The materials for the inara container image above are themselves open source and available in its own repository. You can clone that repository and run the inara script locally with make after installing the necessary dependencies, which can be inferred from the Dockerfile.

Submitting your paper

Submission is as simple as:

  • Filling in the short submission form

  • Waiting for the managing editor to start a pre-review issue over in the JOSS reviews repository: https://github.com/openjournals/joss-reviews

No submission fees

There are no fees for submitting or publishing in JOSS. You can read more about our cost and sustainability model.

Preprint Policy

Authors are welcome to submit their papers to a preprint server (arXiv, bioRxiv, SocArXiv, PsyArXiv etc.) at any point before, during, or after the submission and review process.

Submission to a preprint server is not considered a previous publication.

Tip

To generate a .tex version of your JOSS paper, use the editorial bot’s generate preprint command from your review issue: @editorialbot generate preprint

Authorship

Purely financial (such as being named on an award) and organizational (such as general supervision of a research group) contributions are not considered sufficient for co-authorship of JOSS submissions, but active project direction and other forms of non-code contributions are. The authors themselves assume responsibility for deciding who should be credited with co-authorship, and co-authors must always agree to be listed. In addition, co-authors agree to be accountable for all aspects of the work, and to notify JOSS if any retraction or correction of mistakes are needed after publication.

Submissions using proprietary languages/development environments

We strongly prefer software that doesn’t rely upon proprietary (paid for) development environments/programming languages. However, provided your submission meets our requirements (including having a valid open source license) then we will consider your submission for review.
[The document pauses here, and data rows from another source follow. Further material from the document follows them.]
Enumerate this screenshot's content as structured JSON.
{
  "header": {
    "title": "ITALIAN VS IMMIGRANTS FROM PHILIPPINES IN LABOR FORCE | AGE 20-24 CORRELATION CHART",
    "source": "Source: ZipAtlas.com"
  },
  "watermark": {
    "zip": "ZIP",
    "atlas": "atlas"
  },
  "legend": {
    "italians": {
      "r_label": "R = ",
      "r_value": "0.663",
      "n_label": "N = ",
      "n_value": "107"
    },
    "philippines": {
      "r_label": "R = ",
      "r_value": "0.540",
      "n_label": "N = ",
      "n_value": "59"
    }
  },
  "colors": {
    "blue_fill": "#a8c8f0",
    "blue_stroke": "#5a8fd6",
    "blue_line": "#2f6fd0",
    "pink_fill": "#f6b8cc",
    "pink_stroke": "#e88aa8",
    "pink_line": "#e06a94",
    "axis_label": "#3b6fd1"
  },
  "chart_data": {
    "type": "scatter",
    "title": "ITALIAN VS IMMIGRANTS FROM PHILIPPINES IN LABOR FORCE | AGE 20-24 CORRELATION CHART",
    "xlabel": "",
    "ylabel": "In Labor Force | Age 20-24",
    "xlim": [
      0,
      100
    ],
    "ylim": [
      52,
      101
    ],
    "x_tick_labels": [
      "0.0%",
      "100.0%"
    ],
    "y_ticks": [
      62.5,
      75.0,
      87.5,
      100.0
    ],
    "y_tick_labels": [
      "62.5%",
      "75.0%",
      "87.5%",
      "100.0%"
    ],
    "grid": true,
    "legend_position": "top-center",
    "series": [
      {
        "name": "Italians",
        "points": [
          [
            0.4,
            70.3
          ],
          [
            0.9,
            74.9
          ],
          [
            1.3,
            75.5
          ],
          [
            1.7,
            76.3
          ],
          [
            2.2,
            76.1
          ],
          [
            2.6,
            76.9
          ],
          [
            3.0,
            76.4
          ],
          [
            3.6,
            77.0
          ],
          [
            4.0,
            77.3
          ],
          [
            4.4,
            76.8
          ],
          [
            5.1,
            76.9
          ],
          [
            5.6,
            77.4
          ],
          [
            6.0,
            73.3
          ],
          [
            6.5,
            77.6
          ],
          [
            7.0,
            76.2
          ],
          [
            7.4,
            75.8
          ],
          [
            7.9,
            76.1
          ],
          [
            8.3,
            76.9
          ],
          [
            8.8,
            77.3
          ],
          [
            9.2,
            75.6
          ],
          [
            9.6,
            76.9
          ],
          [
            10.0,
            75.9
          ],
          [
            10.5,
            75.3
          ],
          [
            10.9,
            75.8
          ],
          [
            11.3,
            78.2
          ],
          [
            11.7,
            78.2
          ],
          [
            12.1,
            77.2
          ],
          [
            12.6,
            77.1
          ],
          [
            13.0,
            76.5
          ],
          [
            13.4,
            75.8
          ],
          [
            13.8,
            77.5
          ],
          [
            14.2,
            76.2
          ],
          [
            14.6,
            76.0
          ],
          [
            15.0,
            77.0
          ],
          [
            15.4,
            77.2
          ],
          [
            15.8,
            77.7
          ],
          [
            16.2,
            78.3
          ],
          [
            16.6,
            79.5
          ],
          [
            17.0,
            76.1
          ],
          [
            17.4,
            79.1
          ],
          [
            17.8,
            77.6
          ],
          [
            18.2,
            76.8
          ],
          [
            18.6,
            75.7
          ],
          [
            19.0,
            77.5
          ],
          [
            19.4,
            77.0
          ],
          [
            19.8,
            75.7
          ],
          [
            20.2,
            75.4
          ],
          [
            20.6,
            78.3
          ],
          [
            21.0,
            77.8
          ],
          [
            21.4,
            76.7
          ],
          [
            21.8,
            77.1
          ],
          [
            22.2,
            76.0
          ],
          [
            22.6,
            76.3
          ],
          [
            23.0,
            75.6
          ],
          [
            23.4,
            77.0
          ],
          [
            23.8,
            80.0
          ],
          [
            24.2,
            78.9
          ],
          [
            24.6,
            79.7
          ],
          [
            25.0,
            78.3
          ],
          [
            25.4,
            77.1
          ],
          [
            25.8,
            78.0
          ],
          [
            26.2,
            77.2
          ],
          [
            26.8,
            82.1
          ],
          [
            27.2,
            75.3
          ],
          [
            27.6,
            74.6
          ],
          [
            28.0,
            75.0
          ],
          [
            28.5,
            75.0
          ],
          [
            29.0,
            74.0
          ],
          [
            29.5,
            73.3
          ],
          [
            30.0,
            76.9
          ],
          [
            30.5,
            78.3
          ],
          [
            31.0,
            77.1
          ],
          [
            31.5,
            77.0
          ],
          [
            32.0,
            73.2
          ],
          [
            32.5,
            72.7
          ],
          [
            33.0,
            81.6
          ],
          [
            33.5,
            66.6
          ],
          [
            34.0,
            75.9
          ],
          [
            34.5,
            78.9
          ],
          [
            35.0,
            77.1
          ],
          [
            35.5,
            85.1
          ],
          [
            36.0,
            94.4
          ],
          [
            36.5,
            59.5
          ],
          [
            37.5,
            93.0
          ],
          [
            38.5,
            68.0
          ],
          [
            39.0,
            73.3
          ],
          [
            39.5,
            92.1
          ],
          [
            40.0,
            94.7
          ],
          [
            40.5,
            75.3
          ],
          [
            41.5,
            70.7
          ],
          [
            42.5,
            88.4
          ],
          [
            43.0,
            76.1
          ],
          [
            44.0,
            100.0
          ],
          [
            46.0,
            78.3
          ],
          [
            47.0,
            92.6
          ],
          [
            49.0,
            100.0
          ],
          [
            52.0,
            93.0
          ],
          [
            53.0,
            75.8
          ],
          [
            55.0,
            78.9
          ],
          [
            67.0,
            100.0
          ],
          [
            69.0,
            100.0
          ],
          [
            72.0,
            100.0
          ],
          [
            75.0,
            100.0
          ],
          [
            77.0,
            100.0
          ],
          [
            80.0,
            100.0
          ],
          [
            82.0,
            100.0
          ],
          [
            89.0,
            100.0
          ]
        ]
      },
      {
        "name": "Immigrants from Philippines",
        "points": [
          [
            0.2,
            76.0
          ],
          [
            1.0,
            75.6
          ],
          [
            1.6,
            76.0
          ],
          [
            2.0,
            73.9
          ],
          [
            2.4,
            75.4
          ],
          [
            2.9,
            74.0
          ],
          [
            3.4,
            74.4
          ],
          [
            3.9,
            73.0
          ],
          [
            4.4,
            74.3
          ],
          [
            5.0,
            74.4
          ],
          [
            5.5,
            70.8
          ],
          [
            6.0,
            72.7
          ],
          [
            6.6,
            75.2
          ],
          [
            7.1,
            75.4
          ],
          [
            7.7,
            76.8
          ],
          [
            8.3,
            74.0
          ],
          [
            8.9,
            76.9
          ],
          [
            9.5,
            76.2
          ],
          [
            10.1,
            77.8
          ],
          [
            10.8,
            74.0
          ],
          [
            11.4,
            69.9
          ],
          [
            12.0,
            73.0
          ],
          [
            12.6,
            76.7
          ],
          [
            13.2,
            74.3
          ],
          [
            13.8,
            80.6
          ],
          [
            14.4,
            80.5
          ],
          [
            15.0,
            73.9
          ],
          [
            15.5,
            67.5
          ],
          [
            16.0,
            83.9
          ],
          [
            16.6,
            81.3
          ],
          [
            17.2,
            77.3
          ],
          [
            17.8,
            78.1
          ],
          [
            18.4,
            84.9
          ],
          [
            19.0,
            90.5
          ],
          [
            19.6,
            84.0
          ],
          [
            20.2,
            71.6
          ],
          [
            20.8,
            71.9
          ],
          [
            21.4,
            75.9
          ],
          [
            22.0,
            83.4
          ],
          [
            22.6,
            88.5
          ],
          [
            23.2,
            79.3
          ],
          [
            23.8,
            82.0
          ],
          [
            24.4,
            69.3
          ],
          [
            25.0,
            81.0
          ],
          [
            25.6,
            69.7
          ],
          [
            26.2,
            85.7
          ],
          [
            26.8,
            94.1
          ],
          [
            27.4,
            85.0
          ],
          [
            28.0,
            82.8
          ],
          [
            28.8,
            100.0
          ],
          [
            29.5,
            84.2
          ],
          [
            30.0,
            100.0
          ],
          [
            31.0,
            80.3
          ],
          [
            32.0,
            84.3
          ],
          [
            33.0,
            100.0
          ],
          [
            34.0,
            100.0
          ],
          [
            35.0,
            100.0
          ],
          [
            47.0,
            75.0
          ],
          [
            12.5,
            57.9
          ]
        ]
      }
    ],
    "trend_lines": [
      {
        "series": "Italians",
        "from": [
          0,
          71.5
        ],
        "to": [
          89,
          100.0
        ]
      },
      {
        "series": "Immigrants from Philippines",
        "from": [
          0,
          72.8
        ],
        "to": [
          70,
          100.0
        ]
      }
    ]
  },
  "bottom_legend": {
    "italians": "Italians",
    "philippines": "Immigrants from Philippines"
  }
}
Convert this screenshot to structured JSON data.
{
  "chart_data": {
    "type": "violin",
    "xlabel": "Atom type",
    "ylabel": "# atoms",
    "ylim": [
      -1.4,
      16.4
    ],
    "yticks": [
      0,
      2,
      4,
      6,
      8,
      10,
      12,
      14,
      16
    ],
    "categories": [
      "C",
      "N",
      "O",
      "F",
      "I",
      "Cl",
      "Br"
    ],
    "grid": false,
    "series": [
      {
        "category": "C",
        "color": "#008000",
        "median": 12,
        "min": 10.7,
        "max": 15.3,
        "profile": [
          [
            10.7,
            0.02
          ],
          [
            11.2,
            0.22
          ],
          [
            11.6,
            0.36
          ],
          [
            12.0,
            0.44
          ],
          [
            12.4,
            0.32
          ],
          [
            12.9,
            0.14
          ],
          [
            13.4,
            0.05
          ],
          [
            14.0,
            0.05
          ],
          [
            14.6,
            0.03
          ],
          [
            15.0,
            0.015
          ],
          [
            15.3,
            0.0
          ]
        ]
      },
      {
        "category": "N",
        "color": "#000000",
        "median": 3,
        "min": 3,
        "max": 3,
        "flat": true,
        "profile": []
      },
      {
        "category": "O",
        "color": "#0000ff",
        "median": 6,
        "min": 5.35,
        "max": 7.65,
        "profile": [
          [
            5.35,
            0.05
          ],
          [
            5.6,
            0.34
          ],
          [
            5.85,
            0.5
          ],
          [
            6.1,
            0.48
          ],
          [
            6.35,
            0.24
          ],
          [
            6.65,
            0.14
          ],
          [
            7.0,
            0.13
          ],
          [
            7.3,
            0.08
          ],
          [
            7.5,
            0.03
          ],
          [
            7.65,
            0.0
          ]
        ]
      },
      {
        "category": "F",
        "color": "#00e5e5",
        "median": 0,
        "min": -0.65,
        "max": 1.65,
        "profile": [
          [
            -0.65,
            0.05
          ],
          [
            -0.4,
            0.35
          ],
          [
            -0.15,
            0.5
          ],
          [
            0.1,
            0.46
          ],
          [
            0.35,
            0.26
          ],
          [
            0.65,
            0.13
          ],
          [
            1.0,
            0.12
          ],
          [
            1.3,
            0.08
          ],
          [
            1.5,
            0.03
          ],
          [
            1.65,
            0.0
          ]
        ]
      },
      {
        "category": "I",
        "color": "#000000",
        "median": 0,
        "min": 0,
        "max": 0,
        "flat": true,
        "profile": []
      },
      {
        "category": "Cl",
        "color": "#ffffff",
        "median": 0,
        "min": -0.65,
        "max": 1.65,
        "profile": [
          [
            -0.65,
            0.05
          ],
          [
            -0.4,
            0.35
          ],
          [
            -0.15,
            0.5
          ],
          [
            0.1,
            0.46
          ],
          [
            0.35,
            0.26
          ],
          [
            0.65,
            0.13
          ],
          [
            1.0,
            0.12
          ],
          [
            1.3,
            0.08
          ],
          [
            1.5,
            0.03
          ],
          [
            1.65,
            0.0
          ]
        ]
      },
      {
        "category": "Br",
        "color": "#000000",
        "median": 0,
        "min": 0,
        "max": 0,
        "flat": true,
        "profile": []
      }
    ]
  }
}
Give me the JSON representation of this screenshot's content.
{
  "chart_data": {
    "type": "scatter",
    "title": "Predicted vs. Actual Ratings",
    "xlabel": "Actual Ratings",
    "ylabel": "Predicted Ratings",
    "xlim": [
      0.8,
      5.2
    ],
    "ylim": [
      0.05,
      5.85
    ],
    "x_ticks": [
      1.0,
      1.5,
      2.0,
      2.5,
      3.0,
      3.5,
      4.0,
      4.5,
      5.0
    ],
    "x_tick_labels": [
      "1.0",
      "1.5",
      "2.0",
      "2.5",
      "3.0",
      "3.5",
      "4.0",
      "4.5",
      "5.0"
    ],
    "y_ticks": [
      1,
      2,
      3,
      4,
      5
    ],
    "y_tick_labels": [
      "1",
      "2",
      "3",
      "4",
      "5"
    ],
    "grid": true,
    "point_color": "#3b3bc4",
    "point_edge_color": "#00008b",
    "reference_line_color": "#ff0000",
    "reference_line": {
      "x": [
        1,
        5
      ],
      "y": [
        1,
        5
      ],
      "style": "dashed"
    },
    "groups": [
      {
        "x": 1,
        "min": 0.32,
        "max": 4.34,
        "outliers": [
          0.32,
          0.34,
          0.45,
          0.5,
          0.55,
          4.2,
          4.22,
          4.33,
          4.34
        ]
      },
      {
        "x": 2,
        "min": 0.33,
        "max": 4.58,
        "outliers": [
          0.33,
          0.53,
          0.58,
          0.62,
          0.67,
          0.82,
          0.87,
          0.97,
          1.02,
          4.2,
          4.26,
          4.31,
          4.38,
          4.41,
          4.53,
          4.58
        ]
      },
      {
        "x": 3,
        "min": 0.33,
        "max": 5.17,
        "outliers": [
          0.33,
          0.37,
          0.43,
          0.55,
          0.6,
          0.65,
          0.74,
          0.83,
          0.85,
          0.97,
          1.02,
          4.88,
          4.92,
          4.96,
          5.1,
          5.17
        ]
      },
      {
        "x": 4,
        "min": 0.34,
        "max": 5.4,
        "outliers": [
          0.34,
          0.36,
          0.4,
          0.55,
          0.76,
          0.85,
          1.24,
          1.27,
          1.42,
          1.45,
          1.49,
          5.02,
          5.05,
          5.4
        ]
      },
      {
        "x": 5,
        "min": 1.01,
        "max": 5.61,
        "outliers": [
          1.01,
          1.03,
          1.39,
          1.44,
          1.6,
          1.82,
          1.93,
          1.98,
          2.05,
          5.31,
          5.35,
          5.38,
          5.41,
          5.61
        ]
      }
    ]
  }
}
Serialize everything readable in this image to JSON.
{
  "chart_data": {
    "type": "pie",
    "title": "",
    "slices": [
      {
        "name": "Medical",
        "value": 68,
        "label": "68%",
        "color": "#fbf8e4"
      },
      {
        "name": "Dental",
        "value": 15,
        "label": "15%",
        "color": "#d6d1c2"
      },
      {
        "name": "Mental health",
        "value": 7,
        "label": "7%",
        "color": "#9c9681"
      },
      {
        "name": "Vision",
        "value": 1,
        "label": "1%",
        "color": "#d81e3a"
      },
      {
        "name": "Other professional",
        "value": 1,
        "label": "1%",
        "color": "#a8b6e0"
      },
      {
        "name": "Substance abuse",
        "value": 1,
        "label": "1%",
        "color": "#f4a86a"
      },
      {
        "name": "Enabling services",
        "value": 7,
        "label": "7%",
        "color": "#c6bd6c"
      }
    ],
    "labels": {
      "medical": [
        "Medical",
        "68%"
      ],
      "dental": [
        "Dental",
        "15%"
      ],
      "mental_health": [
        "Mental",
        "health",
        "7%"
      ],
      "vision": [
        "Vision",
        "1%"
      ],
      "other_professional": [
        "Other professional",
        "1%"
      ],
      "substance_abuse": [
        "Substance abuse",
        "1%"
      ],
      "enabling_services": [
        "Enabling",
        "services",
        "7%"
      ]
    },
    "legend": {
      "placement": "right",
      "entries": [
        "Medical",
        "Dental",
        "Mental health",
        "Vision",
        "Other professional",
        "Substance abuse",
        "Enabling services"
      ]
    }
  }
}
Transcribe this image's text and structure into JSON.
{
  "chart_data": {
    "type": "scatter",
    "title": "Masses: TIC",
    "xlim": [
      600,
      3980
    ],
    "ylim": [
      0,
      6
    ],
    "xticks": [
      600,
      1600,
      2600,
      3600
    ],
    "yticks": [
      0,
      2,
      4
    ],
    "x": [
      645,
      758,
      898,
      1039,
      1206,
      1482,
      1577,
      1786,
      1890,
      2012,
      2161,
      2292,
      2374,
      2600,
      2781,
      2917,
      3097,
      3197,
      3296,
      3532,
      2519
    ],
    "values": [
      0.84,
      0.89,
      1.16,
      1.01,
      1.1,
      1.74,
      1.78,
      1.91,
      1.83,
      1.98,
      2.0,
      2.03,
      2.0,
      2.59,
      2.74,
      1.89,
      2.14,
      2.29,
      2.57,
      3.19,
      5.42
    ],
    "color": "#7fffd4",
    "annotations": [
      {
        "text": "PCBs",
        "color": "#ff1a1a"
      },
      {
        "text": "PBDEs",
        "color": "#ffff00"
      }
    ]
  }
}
Should your submission be accepted for review, we may ask you, the submitting author, to help us find reviewers who already have the required development environment installed.

The review process

After submission:

  • An Associate Editor-in-Chief will carry out an initial check of your submission, and proceed to assign a handling editor.

  • The handling editor will assign two or more JOSS reviewers, and the review will be carried out in the JOSS reviews repository.

  • Authors will respond to reviewer-raised issues (if any are raised) on the submission repository’s issue tracker. Reviewer and editor contributions, like any other contributions, should be acknowledged in the repository.

  • JOSS reviews are iterative and conversational in nature. Reviewers are encouraged to post comments/questions/suggestions in the review thread as they arise, and authors are expected to respond in a timely fashion.

  • Authors and reviewers are asked to be patient when waiting for a response from an editor. Please allow a week for an editor to respond to a question before prompting them for further action.

  • Upon successful completion of the review, authors will make a tagged release of the software, and deposit a copy of the repository with a data-archiving service such as Zenodo or figshare, get a DOI for the archive, and update the review issue thread with the version number and DOI.

  • After we assign a DOI for your accepted JOSS paper, its metadata is deposited with CrossRef and listed on the JOSS website.

  • The review issue will be closed, and automatic posts from @JOSS_TheOJ at Twitter and @JOSS at Mastodon will announce it!

If you want to learn more details about the review process, take a look at the reviewer guidelines.

Confidential requests

Please write admin@theoj.org with confidential matters such as retraction requests, report of misconduct, and retroactive author name changes.

In the event of a name change request, the DOI will remain unchanged, and the paper will be updated without the publication of a correction notice. Please note that because JOSS submissions are managed publicly, updates to papers are visible in the public record (e.g., in the JOSS papers repository commit history).

JOSS will also update Crossref metadata.